Clinical Research Development Unit, Imam Hossein Hospital, Shahroud University of Medical Sciences, Shahroud, Iran.
BMC Anesthesiol. 2023 Sep 5;23(1):300. doi: 10.1186/s12871-023-02263-1.
Endotracheal intubation and mechanical ventilation are prevalent interventions in the operating room and intensive care unit. Recently, the complications of endotracheal tube cuff pressure have been a topic of interest. Therefore, this study compared the effect of pressure control and volume control ventilation modes on the endotracheal cuff pressure rate in patients undergoing general anesthesia and mechanical ventilation.
In this triple-blinded randomized clinical trial, 50 patients undergoing open limb surgery and inguinal hernia were allocated to two groups of 25 based on inclusion criteria. After intubation, one group underwent ventilation on the pressure control ventilation mode, and the other underwent ventilation on the volume control ventilation mode. In both groups, using a manometer, the cuff's pressure was first adjusted in the range of 25-30 cm of water. Then, the cuff pressure was measured at 10, 20, and 30 min intervals. The data were statistically analyzed using independent t-test, and two-way repeated measures ANOVA.
The present study's findings showed that cuff pressure has significantly decreased over time in both study groups (F = 117.7, P < 0.001).
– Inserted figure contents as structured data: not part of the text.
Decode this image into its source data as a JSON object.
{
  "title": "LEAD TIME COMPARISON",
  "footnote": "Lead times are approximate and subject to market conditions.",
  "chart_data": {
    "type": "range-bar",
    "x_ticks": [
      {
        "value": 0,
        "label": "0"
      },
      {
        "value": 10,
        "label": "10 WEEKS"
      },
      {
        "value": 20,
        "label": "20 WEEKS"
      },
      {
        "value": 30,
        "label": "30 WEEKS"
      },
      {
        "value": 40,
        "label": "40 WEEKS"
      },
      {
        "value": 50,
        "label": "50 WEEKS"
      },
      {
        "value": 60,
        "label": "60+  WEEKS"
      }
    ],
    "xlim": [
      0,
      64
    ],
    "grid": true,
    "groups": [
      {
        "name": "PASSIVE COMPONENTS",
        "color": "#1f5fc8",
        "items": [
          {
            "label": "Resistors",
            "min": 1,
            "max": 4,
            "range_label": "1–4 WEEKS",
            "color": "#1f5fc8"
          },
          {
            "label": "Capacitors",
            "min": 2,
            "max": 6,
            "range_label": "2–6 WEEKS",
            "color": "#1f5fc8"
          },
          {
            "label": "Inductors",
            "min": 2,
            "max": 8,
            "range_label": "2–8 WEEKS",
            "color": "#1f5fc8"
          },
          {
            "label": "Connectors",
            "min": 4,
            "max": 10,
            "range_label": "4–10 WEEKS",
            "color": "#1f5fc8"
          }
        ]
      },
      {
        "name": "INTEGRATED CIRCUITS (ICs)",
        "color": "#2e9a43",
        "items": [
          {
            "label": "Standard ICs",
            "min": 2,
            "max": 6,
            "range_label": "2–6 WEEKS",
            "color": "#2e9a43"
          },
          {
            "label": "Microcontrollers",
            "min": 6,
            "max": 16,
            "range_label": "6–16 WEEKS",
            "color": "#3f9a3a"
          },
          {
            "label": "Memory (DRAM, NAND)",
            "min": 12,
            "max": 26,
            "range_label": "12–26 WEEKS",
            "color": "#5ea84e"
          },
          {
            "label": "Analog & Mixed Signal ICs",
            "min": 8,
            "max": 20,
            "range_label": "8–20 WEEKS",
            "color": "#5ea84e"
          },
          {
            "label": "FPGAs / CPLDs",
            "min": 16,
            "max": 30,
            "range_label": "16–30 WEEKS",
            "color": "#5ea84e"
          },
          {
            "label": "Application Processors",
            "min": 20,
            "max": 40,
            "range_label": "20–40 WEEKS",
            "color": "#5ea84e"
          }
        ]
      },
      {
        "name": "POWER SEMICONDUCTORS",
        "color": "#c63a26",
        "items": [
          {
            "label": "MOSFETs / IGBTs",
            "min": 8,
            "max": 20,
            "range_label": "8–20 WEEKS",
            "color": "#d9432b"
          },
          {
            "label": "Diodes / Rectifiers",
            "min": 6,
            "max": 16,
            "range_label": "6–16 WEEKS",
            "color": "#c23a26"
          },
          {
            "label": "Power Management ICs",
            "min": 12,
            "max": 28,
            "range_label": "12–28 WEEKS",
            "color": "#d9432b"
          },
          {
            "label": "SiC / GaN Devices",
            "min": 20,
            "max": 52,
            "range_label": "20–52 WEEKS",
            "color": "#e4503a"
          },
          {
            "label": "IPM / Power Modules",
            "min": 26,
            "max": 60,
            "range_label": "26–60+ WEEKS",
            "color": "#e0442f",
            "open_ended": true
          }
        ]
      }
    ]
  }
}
However, a repeated measures ANOVA with a Greenhouse-Geisser correction showed no interaction between time and groups (F = 0.019, P = 0.98). The two groups had no significant difference in cuff pressure (F = 0.56, P = 0.458).
Since the cuff pressure has been significantly reduced in both groups over time, continuous monitoring of endotracheal tube cuff pressure in patients undergoing mechanical ventilation is essential. Therefore, it is suggested to keep the cuff pressure within the recommended range to prevent complications resulting from cuff pressure reduction, such as aspiration and ventilation decrease.
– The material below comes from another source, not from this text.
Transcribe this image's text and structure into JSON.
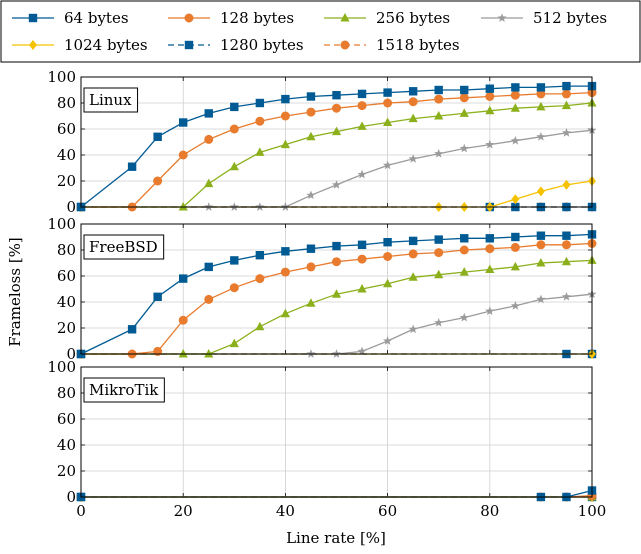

The study was registered in the Iranian Registry of Clinical Trial on 23/02/2019 (trial registration number: IRCT20181018041376N1).
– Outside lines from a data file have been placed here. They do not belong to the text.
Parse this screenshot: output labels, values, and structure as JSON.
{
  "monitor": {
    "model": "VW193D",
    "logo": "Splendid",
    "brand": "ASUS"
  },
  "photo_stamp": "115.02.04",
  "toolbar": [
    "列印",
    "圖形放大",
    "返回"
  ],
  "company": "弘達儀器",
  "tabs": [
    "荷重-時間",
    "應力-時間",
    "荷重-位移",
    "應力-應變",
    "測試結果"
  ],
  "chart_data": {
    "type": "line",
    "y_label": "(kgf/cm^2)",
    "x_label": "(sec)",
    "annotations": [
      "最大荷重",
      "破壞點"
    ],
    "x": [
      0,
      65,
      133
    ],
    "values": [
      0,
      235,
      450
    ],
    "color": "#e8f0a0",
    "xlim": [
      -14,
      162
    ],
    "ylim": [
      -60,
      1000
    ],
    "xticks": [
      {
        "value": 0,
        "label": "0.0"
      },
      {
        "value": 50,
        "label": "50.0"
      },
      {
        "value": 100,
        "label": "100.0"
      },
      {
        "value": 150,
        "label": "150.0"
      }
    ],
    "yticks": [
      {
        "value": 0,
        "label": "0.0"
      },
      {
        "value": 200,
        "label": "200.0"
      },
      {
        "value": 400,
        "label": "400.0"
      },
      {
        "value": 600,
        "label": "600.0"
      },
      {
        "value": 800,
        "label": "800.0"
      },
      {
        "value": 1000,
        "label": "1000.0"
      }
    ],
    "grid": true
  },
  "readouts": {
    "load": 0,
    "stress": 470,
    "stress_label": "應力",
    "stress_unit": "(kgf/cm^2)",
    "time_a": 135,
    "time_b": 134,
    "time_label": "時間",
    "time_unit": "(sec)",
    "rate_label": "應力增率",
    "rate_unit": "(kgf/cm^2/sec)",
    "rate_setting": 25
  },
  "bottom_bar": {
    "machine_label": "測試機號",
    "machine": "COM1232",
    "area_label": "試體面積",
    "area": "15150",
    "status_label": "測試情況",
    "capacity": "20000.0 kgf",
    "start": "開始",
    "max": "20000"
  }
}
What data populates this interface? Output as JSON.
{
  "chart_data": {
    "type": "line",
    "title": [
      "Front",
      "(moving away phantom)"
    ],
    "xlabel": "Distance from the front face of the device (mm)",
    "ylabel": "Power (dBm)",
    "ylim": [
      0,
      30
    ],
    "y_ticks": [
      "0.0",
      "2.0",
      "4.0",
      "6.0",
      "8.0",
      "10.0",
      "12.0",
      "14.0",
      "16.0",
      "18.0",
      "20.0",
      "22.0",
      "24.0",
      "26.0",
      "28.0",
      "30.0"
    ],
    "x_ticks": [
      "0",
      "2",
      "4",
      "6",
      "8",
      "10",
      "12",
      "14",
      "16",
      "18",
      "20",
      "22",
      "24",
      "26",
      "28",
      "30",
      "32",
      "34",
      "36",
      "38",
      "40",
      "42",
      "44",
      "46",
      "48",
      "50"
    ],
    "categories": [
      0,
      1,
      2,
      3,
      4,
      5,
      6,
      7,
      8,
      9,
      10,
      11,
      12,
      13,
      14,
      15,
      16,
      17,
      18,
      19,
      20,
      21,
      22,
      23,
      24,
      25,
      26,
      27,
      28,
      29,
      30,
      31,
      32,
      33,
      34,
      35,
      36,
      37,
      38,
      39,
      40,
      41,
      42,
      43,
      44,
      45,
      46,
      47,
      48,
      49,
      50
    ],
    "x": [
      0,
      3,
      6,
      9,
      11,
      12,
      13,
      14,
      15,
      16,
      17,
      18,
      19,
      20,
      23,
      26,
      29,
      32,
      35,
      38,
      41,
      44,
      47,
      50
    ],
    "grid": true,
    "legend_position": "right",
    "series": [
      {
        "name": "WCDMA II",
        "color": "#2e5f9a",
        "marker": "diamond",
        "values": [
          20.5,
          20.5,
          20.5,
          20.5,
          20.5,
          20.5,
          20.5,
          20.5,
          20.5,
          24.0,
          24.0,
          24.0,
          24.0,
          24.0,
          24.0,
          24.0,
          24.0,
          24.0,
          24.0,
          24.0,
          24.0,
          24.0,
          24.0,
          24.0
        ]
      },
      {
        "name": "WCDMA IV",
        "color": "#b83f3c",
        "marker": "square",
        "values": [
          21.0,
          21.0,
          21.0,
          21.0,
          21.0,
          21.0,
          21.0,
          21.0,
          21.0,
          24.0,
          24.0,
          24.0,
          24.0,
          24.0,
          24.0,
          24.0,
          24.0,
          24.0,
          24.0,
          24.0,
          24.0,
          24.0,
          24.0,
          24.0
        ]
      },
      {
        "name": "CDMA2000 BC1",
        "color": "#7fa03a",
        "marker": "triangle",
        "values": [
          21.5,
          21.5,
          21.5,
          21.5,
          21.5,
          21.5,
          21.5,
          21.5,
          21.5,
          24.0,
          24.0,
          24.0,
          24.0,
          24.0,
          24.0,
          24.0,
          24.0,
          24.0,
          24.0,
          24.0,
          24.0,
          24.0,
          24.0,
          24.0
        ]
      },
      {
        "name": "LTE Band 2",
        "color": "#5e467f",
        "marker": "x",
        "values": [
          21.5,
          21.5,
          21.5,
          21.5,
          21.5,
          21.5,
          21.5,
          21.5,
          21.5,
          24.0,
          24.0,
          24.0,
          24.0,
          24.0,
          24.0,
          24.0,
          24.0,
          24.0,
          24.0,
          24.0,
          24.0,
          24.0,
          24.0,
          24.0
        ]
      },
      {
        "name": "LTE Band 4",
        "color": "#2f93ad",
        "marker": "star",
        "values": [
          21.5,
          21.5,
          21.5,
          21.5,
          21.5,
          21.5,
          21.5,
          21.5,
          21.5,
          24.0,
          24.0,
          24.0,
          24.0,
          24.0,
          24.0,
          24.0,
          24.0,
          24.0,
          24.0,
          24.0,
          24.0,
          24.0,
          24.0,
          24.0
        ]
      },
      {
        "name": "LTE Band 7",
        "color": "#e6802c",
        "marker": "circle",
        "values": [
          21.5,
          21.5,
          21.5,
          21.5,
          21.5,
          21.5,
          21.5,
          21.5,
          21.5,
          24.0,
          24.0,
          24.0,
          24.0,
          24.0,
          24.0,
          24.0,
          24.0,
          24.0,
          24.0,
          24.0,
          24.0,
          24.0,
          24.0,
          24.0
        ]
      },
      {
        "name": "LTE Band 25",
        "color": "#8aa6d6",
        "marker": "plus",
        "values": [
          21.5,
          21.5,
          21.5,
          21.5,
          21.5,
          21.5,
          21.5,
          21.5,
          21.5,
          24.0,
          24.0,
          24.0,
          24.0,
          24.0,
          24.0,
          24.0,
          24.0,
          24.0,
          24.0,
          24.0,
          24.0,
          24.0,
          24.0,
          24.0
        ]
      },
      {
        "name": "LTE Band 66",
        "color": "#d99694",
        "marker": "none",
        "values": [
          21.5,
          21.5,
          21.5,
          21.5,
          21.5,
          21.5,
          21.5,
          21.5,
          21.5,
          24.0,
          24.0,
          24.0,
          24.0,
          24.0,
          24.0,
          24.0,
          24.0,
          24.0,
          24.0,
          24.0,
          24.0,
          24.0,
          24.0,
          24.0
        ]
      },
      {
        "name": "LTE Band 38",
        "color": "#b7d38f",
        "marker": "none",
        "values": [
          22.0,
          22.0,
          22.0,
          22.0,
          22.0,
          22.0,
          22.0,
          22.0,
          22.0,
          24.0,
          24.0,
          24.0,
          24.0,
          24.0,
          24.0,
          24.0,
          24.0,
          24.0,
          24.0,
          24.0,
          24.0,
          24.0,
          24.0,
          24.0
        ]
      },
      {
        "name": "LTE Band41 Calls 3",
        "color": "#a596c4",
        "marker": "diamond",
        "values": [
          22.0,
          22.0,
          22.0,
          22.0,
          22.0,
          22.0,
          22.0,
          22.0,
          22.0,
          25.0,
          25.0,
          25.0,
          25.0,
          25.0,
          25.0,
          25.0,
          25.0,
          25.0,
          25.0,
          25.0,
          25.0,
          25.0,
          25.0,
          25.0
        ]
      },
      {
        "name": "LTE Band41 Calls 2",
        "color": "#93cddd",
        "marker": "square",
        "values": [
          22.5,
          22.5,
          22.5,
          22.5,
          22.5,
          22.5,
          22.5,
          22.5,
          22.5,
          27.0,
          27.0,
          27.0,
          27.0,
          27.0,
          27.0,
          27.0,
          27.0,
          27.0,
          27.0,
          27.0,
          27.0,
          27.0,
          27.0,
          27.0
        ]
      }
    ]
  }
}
气管插管和机械通气是手术室和重症监护病房中常见的干预措施。最近,气管插管套囊压力的并发症一直是研究的热点。因此,本研究比较了压力控制和容量控制通气模式对全身麻醉和机械通气患者气管插管套囊压力率的影响。
在这项三盲随机临床试验中,根据纳入标准将 50 例行开放肢体手术和腹股沟疝的患者分为两组,每组 25 例。插管后,一组患者接受压力控制通气模式通气,另一组患者接受容量控制通气模式通气。两组均使用压力计将套囊压力调整至 25-30cmH2O 范围内。然后,每隔 10、20 和 30 分钟测量套囊压力。使用独立 t 检验和双向重复测量方差分析对数据进行统计学分析。
本研究结果表明,两组套囊压力随时间均显著降低(F=117.7,P<0.001)。然而,经 Greenhouse-Geisser 校正的重复测量方差分析显示,时间与组间无交互作用(F=0.019,P=0.98)。两组套囊压力无显著差异(F=0.56,P=0.458)。
由于两组患者的套囊压力随时间均显著降低,因此对机械通气患者的气管插管套囊压力进行连续监测至关重要。因此,建议将套囊压力保持在推荐范围内,以防止因套囊压力降低而导致的并发症,如吸入和通气减少。
该研究于 2019 年 2 月 23 日在伊朗临床试验注册中心注册(注册号:IRCT20181018041376N1)。